Девушка на причале надела свой рюкзак, вскинула на плечо ружье, и они отправились домой, на Елагинский участок.
Прохоров – ходок старый, душа лесная, войдя в лес, оживился, замурлыкал, как сытый кот на припеке. Что он пел, Леля не могла разобрать.
В лесу еще было темно, но в прогалинах зеленой кровли виднелось уже побелевшее небо. Старик шел первым. По сторонам от дороги попадались покосные елани, на них млел туманец и густо пахло настоем молодого болиголова.
Когда проходили мостик через ручей, Леля остановилась и окликнула спутника:
– Матвей Лазаревич?
– Ай?
– Скажите-ка, чем это пахнет, а?
– Пахнет чем, спрашиваешь? – переспросил Прохоров и вернулся на мостик, стал рядом с Лелей. – А ты неуж учуяла?

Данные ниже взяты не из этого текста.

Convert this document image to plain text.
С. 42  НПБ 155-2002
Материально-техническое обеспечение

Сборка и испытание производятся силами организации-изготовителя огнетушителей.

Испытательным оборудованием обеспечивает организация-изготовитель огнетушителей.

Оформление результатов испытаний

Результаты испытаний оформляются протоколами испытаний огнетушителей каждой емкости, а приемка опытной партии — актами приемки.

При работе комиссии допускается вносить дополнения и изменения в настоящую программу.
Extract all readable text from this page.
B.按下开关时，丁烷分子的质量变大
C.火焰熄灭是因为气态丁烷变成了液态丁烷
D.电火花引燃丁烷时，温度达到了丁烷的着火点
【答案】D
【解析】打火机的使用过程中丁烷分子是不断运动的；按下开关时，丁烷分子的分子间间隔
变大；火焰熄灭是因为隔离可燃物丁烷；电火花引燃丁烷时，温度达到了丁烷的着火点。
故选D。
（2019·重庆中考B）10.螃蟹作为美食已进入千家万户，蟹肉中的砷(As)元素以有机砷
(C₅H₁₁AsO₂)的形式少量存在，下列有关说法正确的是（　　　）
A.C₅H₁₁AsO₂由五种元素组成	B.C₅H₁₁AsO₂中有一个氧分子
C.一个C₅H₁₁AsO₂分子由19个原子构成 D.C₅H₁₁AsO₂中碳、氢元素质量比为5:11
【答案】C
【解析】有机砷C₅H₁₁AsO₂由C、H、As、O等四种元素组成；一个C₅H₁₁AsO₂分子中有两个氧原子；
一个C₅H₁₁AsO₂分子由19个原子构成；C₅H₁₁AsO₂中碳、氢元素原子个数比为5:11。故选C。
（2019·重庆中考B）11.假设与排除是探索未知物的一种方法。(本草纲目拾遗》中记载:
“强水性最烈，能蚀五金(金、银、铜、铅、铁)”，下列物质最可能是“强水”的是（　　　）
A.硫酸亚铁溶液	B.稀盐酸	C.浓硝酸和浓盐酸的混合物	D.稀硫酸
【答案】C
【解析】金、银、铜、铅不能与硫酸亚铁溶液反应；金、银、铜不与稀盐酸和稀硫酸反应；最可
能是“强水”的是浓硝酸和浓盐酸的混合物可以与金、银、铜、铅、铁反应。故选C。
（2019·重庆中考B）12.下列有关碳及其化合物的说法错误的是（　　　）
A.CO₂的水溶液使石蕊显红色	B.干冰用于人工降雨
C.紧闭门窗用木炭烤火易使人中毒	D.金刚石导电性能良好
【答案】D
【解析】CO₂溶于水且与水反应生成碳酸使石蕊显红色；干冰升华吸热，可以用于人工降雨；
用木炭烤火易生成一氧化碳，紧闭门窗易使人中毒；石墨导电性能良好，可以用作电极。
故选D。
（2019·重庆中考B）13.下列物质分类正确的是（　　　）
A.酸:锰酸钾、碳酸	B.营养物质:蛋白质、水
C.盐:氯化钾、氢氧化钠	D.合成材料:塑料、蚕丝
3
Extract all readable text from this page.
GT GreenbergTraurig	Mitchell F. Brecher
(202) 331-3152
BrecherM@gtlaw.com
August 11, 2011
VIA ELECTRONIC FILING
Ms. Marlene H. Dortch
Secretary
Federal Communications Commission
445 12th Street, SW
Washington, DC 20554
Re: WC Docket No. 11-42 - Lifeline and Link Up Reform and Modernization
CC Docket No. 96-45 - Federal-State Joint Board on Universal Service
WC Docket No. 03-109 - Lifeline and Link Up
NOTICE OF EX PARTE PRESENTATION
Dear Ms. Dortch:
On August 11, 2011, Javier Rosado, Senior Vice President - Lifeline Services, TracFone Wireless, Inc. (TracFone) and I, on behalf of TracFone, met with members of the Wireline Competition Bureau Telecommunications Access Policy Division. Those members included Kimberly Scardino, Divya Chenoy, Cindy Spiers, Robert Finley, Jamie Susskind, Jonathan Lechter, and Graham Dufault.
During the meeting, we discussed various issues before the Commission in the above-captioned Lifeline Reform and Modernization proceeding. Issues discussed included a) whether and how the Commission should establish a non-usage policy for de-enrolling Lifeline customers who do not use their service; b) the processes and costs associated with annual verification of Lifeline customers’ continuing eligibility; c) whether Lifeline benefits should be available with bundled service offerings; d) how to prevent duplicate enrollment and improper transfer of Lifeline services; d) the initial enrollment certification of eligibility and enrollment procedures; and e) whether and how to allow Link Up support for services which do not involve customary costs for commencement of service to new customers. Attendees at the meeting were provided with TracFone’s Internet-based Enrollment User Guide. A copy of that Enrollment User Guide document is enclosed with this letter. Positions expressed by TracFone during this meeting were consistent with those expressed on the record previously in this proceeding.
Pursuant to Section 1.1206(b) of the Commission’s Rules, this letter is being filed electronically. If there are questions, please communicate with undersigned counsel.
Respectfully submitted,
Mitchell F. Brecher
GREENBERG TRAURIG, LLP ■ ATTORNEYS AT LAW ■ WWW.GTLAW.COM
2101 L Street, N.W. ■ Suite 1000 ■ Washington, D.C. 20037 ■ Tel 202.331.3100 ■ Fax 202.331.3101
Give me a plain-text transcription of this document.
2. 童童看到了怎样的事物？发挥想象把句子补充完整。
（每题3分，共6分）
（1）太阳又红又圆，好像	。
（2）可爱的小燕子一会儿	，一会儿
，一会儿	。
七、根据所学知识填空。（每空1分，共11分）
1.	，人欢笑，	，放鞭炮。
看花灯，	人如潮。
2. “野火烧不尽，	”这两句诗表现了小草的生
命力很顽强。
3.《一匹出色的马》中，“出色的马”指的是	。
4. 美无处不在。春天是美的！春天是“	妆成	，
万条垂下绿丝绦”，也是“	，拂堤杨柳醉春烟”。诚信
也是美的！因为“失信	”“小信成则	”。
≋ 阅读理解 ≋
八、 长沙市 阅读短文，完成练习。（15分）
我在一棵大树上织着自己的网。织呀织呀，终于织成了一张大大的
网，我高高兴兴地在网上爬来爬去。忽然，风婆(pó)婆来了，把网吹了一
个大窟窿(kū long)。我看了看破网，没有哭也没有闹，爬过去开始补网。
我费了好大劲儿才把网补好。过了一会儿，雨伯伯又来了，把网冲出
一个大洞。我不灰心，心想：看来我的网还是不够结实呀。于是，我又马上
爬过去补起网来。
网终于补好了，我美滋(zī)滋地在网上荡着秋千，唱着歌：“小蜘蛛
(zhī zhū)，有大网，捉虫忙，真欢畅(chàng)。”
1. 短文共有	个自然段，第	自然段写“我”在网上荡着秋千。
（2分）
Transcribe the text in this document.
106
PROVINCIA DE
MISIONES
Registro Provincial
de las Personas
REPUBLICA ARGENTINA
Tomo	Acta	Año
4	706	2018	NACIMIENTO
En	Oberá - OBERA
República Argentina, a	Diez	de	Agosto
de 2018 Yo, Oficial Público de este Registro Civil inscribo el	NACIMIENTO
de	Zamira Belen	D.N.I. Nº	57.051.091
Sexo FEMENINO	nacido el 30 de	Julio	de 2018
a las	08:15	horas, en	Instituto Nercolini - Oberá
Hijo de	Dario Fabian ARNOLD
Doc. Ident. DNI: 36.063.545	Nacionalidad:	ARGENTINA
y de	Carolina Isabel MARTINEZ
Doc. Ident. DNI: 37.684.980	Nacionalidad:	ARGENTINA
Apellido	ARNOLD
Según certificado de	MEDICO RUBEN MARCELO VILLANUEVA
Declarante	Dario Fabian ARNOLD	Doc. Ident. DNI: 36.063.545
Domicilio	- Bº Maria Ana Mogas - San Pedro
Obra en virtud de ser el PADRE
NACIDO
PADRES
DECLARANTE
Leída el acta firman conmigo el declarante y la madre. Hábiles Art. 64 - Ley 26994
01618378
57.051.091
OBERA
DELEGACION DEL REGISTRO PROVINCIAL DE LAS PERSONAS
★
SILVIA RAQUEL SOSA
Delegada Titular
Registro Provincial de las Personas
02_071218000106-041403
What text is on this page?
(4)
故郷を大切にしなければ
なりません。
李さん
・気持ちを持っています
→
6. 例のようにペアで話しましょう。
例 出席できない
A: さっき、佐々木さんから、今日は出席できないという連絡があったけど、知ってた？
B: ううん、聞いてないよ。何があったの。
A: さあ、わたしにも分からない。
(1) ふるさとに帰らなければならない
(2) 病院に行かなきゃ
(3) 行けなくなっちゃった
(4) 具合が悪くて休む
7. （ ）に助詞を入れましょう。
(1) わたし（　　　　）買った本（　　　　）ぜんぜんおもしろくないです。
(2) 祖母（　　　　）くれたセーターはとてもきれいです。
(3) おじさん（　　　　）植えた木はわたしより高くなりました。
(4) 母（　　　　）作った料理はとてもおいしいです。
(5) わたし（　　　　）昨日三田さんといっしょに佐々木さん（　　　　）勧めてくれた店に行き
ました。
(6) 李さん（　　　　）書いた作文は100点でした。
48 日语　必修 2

Старик важно крякнул и охотно объяснил:
– Ручеек, так? В лесу, значит. Что же около ручья растет? Ягода – смородина. Вот смородинником и пахнет.
– Правильно, – подтвердила Леля.
– Да ты-то что знаешь, – недоумевал дед.
– Я так это, Матвей Лазаревич, к слову.
– К делу бы тебе, девка, поближе. Слов, гляжу, у тебя и без того лишка.
Прохоров перестал петь: осердился. А из-за чего? Спроси – не скажет.
В лесу начиналось молодое утро. Вершины деревьев были освещены солнцем, туман пал на травы, путался в частом ельнике, омывал хвою, бисером сверкал на иголках.
Леля вымочила подол юбки, чулки, капельки росы с метелок трав осыпались в голенища, в сапогах хлюпала вода. Чем выше поднималось солнце, тем нарядней становилось в лесу, тем настойчивее пахло разогретой смолой, от нее даже першило в горле.
– Слышь, девка, притомилась небось? – спросил Матвей Лазаревич, поправляя на плечах лямки мешка. – Крепись. У Карабашки передохнем, чайку скипятим…
– Я ничего, Матвей Лазарыч. Может, вам… – и осеклась под взглядом старика.
И опять шли молча.
Начались таежные дебри. Темь в них и гнилая хмарь. Пни да колодины выстланы мокрым мхом, а травы совсем не стало, кроме клюквенника да широколистного папоротника. Деревья укутаны толстым слоем бледно-зеленого лишайника, и, не взглянувши вверх, не отличишь, что перед тобой: сосна, ель или кедр.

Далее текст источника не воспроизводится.